The first lego is fed to cells via a sugar. The cell metabolizes it and places it on the tip of the glycan. The second piece of lego, a fluorescent molecule, is injected into the body.

The two lego pieces click together, and voila: hidden glycans reveal themselves under a microscope.

This technique is inspired by "click chemistry" developed independently by Denmark's Morten Meldal and American Barry Sharpless -- Bertozzi's co-winners. But their discoveries relied on using copper as a catalyst, which is toxic to the body.

One of Bertozzi's great leaps was achieving the same type of ultra-efficient reaction without copper.

The other tour de force: making it all happen without wreaking havoc with other processes in the body.

"The beauty of it is that you can take the two Legos and click them together, even if they're surrounded by millions of other very similar plastic toys," she explained.
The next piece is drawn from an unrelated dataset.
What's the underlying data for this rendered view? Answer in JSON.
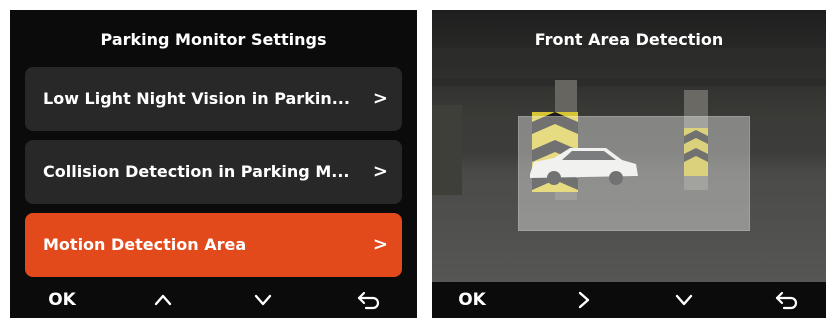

She coined the term "bioorthogonal chemistry," meaning a reaction that doesn't interfere with other biochemical processes. Perfecting the technique took 10 years.

- 'Cycle of science' -

Researchers are now leveraging these breakthroughs to develop cancer treatments.

Glycans on cancer cells "are able to hide the cancer cell from the immune system -- and so your body can't fight it, it can't see it," she explains.

Using bioorthogonal chemistry, "we made a new type of medicine, which basically acts like a lawnmower," says Bertozzi.

The first lego attaches to the cancer cell's surface, and the second, which clips onto it, is equipped with an enzyme that "mows off the sugars as if they're just grass, it cuts the grass and the sugars fall off," she says with a smile.

The drug is currently being tested in the early stages of a clinical trial.

Another company is seeking to use bioorthogonal chemistry to better target cancer treatment. The first lego piece is injected into a tumor, then a second, which carries the drug, attaches itself and acts only on its target.

"So that allows the oncologist to treat the tumor and kill the tumor without exposing the person's entire body to a toxic chemical," she says.

"What the future holds is hopefully an impact in human health," says Bertozzi. "But the people who decide that more so than myself, are the students and postdocs that join my lab."

Hundreds of them, current and former, filled her email box with messages of congratulations this morning.

"That really is the cycle of science -- it's being mentored and then mentoring" she adds. And "mentoring students gives you an opportunity to amplify the impact of your science."